The Media Proxy proxies external URLs on behalf of the browser (for inline images and media). To prevent SSRF, it blocks:

  • RFC 1918 ranges (10.0.0.0/8, 172.16.0.0/12, 192.168.0.0/16).
  • Link-local (169.254.0.0/16).
  • ULA (fc00::/7).
  • Configured allow/deny lists.

Custom Media Proxy filters live in mediaProxy.allowDeny in the chart.

Kubernetes hardening

  • Run platform services as non-root with read-only root filesystems. The chart defaults to this.
  • Use PodSecurityStandards: restricted on the agyn namespace.
  • Use runAsNonRoot with explicit user/group IDs.
  • Limit container capabilities (drop: ["ALL"]).
  • Use automountServiceAccountToken: false on pods that don't need K8s API access.

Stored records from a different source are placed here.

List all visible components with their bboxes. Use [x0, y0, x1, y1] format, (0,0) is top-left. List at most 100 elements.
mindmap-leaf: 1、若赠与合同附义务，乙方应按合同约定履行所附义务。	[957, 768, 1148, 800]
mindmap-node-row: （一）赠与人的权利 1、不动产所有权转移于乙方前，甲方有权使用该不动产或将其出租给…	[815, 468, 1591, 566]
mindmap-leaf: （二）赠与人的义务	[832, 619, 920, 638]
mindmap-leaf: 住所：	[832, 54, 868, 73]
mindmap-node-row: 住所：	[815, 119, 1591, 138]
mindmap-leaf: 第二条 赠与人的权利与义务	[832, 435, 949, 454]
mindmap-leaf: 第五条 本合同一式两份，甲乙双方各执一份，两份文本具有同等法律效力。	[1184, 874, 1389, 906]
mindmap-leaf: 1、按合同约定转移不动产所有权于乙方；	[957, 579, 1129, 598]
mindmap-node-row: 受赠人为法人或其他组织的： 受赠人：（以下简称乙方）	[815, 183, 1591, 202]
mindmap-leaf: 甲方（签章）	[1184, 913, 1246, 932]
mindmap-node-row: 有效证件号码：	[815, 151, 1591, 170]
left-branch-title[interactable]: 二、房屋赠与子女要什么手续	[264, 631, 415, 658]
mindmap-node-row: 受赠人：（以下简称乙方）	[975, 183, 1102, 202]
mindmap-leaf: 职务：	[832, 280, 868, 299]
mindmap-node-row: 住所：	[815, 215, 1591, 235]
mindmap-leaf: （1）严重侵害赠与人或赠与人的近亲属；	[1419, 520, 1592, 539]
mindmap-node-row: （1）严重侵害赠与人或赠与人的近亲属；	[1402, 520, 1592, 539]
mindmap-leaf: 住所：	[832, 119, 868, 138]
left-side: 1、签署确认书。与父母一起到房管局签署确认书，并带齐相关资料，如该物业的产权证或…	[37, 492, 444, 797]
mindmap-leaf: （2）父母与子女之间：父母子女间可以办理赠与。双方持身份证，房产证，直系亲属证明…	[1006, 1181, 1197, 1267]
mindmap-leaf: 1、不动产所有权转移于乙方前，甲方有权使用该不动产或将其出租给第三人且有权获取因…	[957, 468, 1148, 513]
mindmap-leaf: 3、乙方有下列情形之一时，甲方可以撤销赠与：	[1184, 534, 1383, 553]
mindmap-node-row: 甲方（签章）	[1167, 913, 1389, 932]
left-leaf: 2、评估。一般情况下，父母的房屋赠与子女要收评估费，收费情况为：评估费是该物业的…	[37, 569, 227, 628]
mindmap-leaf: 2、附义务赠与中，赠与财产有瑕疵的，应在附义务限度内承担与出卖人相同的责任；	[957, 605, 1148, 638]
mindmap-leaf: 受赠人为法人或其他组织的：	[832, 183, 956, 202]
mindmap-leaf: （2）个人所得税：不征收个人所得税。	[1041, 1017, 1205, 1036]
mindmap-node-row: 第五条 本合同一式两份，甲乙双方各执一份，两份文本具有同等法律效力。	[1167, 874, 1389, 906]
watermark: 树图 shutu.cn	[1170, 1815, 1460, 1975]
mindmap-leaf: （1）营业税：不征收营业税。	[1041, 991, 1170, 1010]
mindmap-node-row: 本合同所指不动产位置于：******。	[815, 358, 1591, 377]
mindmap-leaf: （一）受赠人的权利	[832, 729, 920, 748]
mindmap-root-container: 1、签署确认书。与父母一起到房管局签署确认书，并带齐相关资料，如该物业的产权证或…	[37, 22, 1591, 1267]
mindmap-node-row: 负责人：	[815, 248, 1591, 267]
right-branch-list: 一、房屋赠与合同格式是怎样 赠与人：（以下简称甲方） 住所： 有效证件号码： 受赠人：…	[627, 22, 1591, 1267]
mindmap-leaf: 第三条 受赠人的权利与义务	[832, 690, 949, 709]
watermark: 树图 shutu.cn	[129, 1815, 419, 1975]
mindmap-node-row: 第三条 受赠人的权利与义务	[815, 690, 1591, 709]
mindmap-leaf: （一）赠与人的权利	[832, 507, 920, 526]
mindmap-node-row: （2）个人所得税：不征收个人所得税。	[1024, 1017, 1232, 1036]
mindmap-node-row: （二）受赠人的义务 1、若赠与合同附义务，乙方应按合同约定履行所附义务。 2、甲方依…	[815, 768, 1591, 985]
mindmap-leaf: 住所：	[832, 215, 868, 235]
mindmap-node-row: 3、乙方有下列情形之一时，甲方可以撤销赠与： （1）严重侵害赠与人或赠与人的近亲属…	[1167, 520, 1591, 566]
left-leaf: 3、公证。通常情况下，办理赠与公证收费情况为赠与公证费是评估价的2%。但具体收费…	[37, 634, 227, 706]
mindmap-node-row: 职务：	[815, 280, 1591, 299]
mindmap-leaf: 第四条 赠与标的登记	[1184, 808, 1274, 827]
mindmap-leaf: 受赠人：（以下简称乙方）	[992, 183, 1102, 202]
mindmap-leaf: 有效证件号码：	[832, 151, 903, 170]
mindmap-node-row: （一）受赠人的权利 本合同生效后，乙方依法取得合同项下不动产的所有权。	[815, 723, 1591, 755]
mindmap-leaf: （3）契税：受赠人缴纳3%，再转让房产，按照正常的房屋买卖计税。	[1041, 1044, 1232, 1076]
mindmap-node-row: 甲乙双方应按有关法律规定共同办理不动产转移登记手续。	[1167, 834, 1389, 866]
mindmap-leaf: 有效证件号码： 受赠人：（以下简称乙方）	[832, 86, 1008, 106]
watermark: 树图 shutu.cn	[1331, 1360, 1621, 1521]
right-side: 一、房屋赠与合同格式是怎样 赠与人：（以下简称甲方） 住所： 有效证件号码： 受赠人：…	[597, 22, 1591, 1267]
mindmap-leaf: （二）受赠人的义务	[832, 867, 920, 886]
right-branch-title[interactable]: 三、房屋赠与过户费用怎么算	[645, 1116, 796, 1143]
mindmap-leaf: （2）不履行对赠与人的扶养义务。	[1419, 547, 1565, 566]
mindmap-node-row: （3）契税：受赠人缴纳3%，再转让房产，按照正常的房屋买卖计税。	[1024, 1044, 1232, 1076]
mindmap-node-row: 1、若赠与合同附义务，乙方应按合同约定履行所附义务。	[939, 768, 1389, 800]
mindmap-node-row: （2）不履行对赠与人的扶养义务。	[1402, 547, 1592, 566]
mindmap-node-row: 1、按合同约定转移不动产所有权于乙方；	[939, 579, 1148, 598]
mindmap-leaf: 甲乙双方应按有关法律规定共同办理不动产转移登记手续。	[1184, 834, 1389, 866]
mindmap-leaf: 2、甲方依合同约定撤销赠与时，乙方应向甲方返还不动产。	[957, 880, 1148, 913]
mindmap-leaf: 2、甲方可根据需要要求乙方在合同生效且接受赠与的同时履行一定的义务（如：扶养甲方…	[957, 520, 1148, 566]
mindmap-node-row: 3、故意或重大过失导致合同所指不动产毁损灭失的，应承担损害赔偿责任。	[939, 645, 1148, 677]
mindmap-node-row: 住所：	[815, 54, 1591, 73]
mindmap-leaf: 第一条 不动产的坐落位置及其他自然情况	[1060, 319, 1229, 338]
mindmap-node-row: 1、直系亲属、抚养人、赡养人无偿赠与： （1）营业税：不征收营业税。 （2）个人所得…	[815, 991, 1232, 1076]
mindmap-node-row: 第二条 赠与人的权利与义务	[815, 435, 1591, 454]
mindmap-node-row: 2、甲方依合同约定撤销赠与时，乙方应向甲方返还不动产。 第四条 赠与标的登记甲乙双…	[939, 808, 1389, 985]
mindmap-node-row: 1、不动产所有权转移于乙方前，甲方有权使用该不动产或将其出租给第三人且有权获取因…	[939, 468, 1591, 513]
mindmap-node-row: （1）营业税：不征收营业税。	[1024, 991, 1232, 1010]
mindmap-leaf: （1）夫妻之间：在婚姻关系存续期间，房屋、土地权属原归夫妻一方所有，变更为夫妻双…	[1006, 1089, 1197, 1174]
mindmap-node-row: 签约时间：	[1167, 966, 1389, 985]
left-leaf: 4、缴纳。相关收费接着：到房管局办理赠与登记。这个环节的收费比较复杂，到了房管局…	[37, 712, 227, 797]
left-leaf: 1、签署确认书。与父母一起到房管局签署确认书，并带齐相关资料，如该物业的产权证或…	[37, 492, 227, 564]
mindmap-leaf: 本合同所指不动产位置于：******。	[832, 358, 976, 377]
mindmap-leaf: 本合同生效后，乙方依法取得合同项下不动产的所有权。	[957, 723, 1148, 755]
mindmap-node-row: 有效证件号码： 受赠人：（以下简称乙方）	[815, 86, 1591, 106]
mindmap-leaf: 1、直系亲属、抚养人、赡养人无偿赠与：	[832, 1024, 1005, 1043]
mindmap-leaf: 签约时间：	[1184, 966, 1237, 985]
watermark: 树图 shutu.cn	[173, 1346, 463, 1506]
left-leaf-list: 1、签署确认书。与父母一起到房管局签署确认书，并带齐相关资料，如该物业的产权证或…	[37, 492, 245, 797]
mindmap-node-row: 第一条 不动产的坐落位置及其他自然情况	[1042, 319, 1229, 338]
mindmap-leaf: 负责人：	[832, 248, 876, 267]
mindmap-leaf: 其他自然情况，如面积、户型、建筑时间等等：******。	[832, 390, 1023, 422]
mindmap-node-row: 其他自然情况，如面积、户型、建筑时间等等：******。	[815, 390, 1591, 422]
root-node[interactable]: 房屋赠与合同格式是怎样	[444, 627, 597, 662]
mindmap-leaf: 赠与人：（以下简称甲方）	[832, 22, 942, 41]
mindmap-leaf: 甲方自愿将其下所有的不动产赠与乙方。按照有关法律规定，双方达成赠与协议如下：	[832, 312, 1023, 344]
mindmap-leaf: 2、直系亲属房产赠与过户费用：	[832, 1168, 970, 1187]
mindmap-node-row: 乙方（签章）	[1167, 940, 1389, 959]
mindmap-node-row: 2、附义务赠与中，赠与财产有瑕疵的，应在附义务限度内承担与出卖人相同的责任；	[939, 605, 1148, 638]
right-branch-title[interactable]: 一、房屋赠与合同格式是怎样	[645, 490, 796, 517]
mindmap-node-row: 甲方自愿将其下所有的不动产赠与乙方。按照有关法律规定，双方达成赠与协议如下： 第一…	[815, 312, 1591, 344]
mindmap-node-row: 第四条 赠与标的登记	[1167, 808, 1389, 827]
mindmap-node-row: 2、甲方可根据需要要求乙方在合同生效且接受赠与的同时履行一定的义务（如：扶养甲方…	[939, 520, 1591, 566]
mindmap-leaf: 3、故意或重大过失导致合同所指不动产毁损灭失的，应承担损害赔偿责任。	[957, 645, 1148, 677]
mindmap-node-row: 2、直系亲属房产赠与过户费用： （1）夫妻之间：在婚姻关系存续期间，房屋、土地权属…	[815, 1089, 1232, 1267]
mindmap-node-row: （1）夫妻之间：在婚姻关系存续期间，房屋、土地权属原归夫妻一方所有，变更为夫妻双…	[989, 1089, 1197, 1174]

Agent pods need slightly more capability than platform services (they run user code). Still scope them — use a separate namespace (agyn-workloads) and a restricted ServiceAccount.

Vulnerability management

  • Subscribe to release notifications for agynio/* repositories.
  • Apply patch releases promptly. Security patches are flagged in release notes.
  • Run image vulnerability scans (Trivy, Snyk, your preferred scanner) on the platform images you pull. Most CVEs come from base images.

Audit log

For privileged actions:

  • Cluster admin grants/revokes.
  • Organization deletions.
  • App publications.
  • Configuration of LLM providers and credentials.
  • Secret writes.

The platform emits structured audit events. Ship them to your SIEM. See Logging & audit.

Multi-tenant isolation

The platform's authorization model isolates organizations by ReBAC. Concretely:

  • A user in org A cannot see org B's threads, agents, or runners — every API call is scoped by the organization the caller has membership in.
  • Apps installed in org A do not see org B's data.
  • Cluster admins can see all orgs by design — treat the cluster admin role as the most powerful role on the platform.

Audit cluster admin holdership regularly.

Penetration testing

If you operate a high-stakes deployment, periodic third-party pentests are worth the cost. Focus areas:

  • Authentication and session management.
  • Authorization edge cases (especially around app installations and per-agent roles).
  • File upload and download (Media Proxy SSRF surface).
  • OpenZiti exposure (devices, port exposure).
  • Tracing data leakage (contexts contain anything in agent prompts).